Ces avantages et augmentations auraient été octroyés aux employés du Grand Sérail, du palais présidentiel, de la Cour des comptes, de l'Inspection centrale, ainsi que de certains ministères, dont celui des Finances, tandis que les fonctionnaires des autres administrations et institutions n'ont rien reçu.

La raison avancée pour justifier l'attribution de ces augmentations est de « motiver ces fonctionnaires pour qu'ils accomplissent leurs tâches ». Cependant, selon les mêmes sources, on s'insurge en soulignant que «les autres fonctionnaires accomplissent également leurs tâches».
D’où proviendrait cet argent pour financer les augmentations, puisque l’État, qui reste réticent à entreprendre les réformes jugées indispensables pour assainir les finances publiques, affirme ne pas disposer des fonds nécessaires pour accorder des revalorisations de salaires aux fonctionnaires?
Selon les rumeurs, à la suite de l'obtention par le Liban d'un prêt de 34 millions de dollars de la Banque mondiale pour le développement de la gestion budgétaire des services publics, il aurait été décidé que ce montant serait distribué à 500 employés du secteur public, soit 65.000 dollars par employé. Cependant, cette information a été rapidement démentie par le bureau de presse du ministère des Finances lundi.
Cependant, personne n'a pu confirmer le nombre précis de fonctionnaires qui bénéficieront de ces avantages, ni même le montant précis dédié à cette générosité, ni la source de l'argent utilisé, ni les critères choisis pour «récompenser et motiver» certains fonctionnaires plutôt que d'autres.
Dans le même contexte, le conseil de coordination des retraités du secteur public observera un sit-in demain, vendredi, place Riad el-Solh, pour réclamer une nouvelle fois une correction progressive des salaires, «fondée sur les principes de justice et d'égalité».
Conséquences de ces grèves
Ces grèves affecteront une série de services et de formalités. Contacté par Ici Beyrouth, le président du syndicat des minotiers, Ahmad Hoteit, révèle ainsi que la cargaison d’un navire chargé de blé, financé par la Banque mondiale, n’a pas pu être déchargée parce que les contrôles et inspections n’ont pas pu être effectués en raison de la grève.
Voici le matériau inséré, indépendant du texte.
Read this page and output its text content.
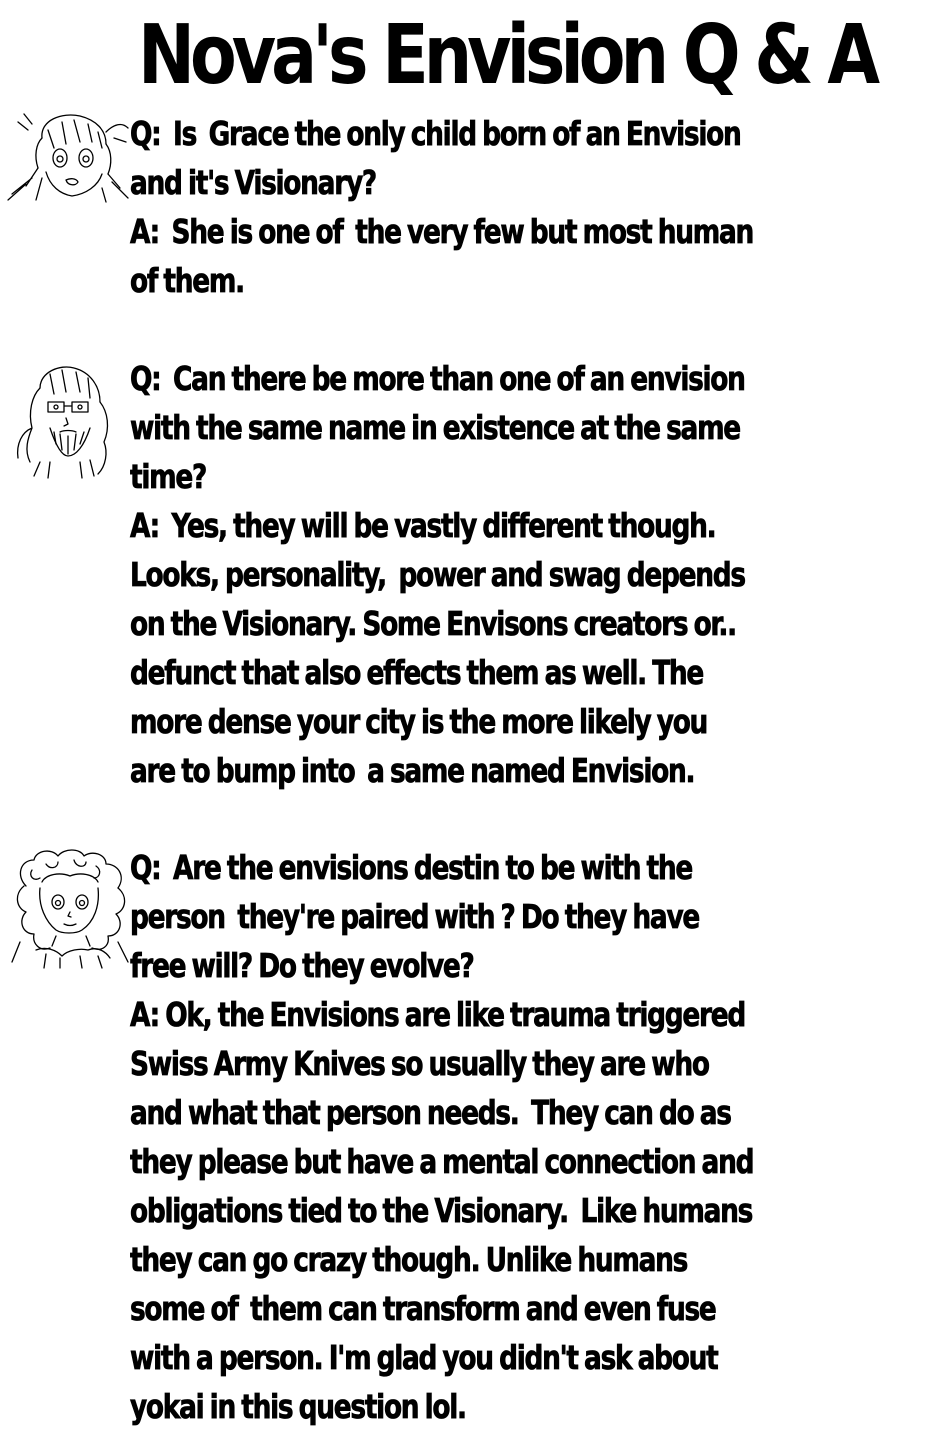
Nova's Envision Q & A
Q:  Is  Grace the only child born of an Envision
and it's Visionary?
A:  She is one of  the very few but most human
of them.
Q:  Can there be more than one of an envision
with the same name in existence at the same
time?
A:  Yes, they will be vastly different though.
Looks, personality,  power and swag depends
on the Visionary. Some Envisons creators or..
defunct that also effects them as well. The
more dense your city is the more likely you
are to bump into  a same named Envision.
Q:  Are the envisions destin to be with the
person  they're paired with ? Do they have
free will? Do they evolve?
A: Ok, the Envisions are like trauma triggered
Swiss Army Knives so usually they are who
and what that person needs.  They can do as
they please but have a mental connection and
obligations tied to the Visionary.  Like humans
they can go crazy though. Unlike humans
some of  them can transform and even fuse
with a person. I'm glad you didn't ask about
yokai in this question lol.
Il assure toutefois que les minotiers disposent de stocks, mais qu’au vu de la situation régionale, il vaut mieux être prudent.
De même, le syndicat des importateurs de produits alimentaires, présidé par Hani Bohsali, a publié un communiqué, jeudi, mettant en garde contre «les répercussions importantes de la grève annoncée par les employés du ministère de l'Agriculture et les inspecteurs du service de protection des consommateurs du ministère de l'Économie et du Commerce, notamment en termes d'interruption de l'entrée de produits alimentaires, via les postes frontaliers et les ports libanais».
Le texte précise que de nombreux produits nécessitent des examens et des approbations par le ministère de l'Agriculture, ainsi qu'une inspection par le ministère de l'Économie. Le non-respect de ces procédures perturberait leur mise sur le marché et occasionnerait des frais supplémentaires pour les importateurs, en plus du risque de détérioration de certains types d'aliments.
​Même son de cloche du côté du syndicat des bouchers et importateurs de bétail, qui a appelé le Premier ministre sortant et le Conseil des ministres «à trouver une solution à la grève ouverte annoncée par les employés du ministère de l'Agriculture».
Il a averti que des commandes supplémentaires ont été effectuées en prévision du mois du Ramadan, dont certaines se trouvent déjà au port de Beyrouth et ne peuvent être déchargées parce qu’une approbation du représentant du ministère de l'Agriculture est nécessaire.